B.C.’s Human Rights Tribunal has dismissed another claim from a person claiming their rights were violated in a situation requiring them to wear a mask.
Tribunal chair Emily Ohler said in an Aug. 20 decision that Ian Christiansen had gone to MedRay Imaging, which operates in Coquitlam and Port Coquitlam, to get an x-ray of a broken foot.
The problem with the case, Ohler said, was that Christiansen claimed he could not walk 30 feet to a pharmacy yet walked both to and from the clinic.
The clinic had in place a policy mandating mask use in response to the COVID‐19 pandemic but Christiansen arrived at the clinic without one.
An employee told Christiansen he would need a mask and that he could obtain one at the neighbouring pharmacy.
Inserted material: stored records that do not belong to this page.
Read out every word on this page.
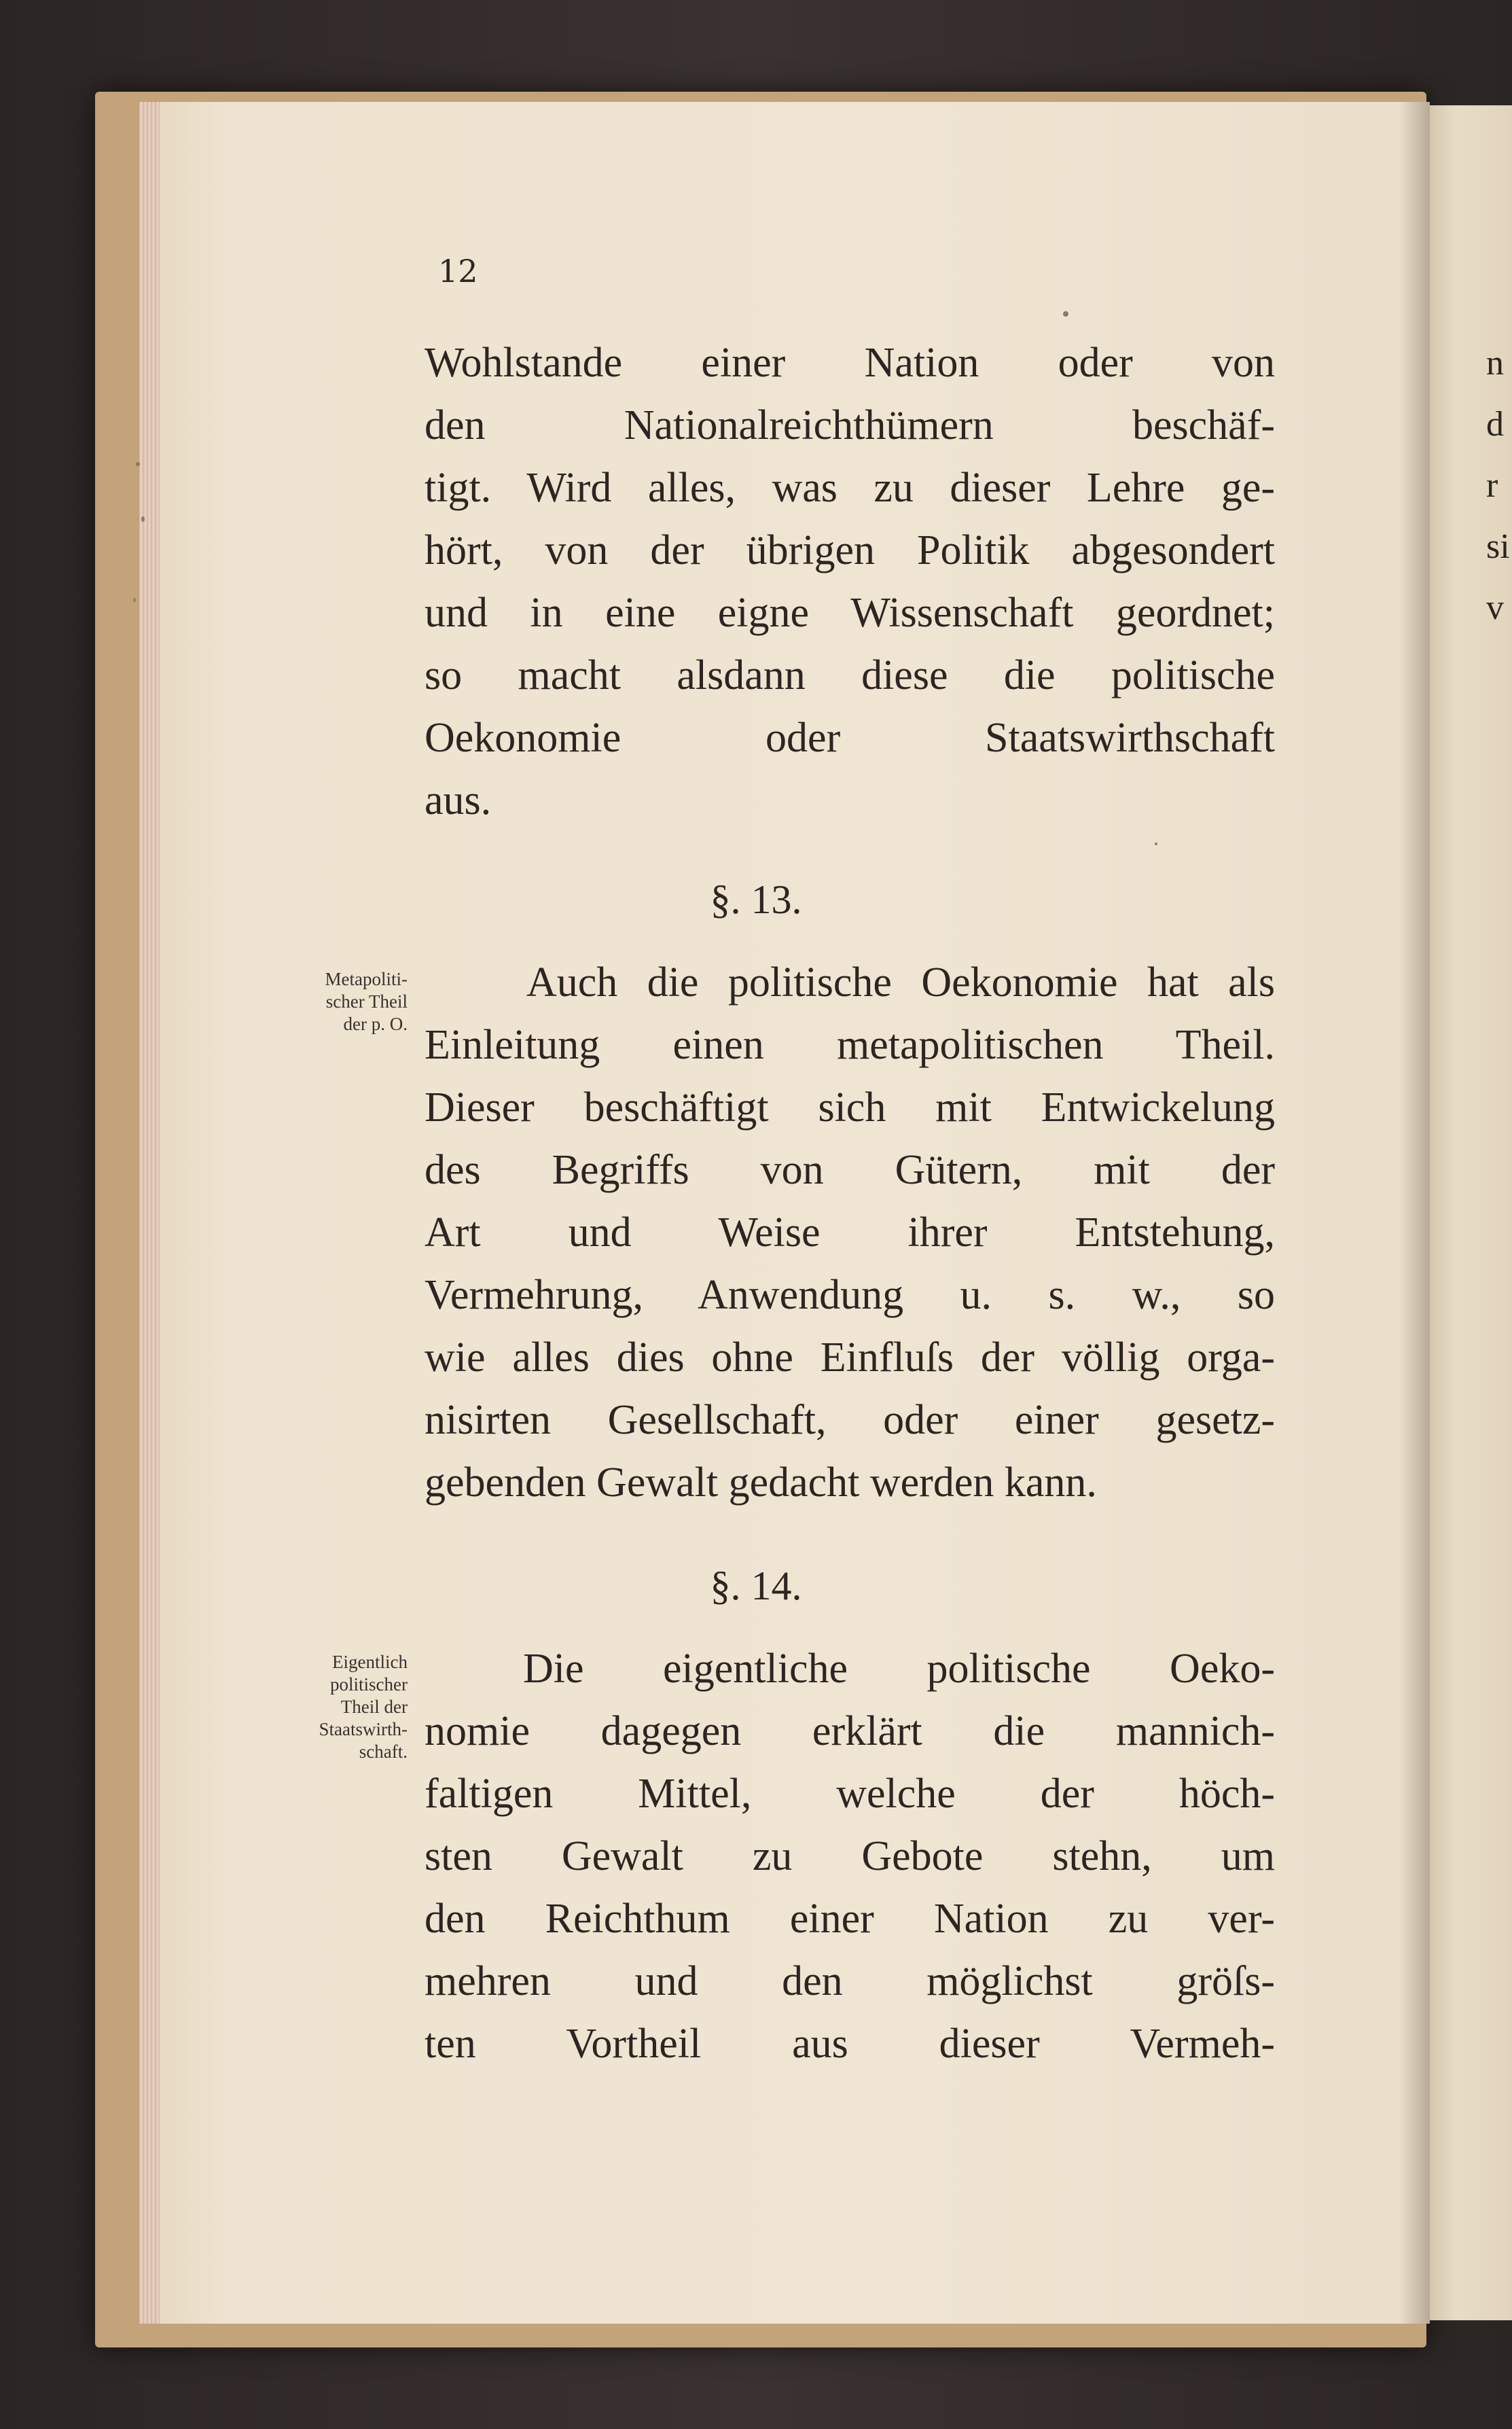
n
d
r
si
v
12
Wohlstande einer Nation oder von
den Nationalreichthümern beschäf-
tigt. Wird alles, was zu dieser Lehre ge-
hört, von der übrigen Politik abgesondert
und in eine eigne Wissenschaft geordnet;
so macht alsdann diese die politische
Oekonomie oder Staatswirthschaft
aus.
§. 13.
Metapoliti-
scher Theil
der p. O.
Auch die politische Oekonomie hat als
Einleitung einen metapolitischen Theil.
Dieser beschäftigt sich mit Entwickelung
des Begriffs von Gütern, mit der
Art und Weise ihrer Entstehung,
Vermehrung, Anwendung u. s. w., so
wie alles dies ohne Einfluſs der völlig orga-
nisirten Gesellschaft, oder einer gesetz-
gebenden Gewalt gedacht werden kann.
§. 14.
Eigentlich
politischer
Theil der
Staatswirth-
schaft.
Die eigentliche politische Oeko-
nomie dagegen erklärt die mannich-
faltigen Mittel, welche der höch-
sten Gewalt zu Gebote stehn, um
den Reichthum einer Nation zu ver-
mehren und den möglichst gröſs-
ten Vortheil aus dieser Vermeh-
Christiansen refused to wear a mask, resulting in MedRay refusing him entry, Ohler said.
And, the decision said, Christiansen claimed he could not go to the pharmacy because it would exacerbate the pain from his broken foot.
As such, Christiansen filed his complaint against MedRay alleging discrimination in the provision of a service on the basis of physical disability contrary to B.C.’s Human Rights Code.
That disability was his broken foot, he said.
The company had initiated the mask policy to ensure the safety and comfort of staff and clients.
A senior staff member was called to handle the situation and later told the tribunal Christiansen didn’t say he was unable to wear a mask, nor that he was unable to walk any distance without pain. Ohler noted Christiansen did not dispute that.
However, Christiansen argued that any reasonable person would conclude there was something wrong with him by virtue of his being there for an x‐ray in the first place.
“Mr. Christiansen says that MedRay should have known that he had ‘something wrong with him’ that required accommodation because he was seeking an x‐ray, but his having walked up to the clinic and subsequently walked away with no apparent difficulty undermines his assertion that MedRay should have inferred he was unable to go to the pharmacy 30 feet away in order to obtain a mask,” Ohler said.
Ohler said MedRay would have needed to accommodate Christiansen if they had known a disability created a barrier to his wearing a mask.
“It is undisputed that he never informed MedRay that he needed accommodation,” Ohler said. “Rather, Mr. Christiansen says he informed MedRay of his view that his human rights were being violated.
The decision is similar to one released Aug. 20 where the tribunal said it wouldn't hear a complaint from a woman who alleged her human rights were violated when she was asked to don a mask at a New Westminster jeweller. She said she had a breathing disability but had not informed the business of that.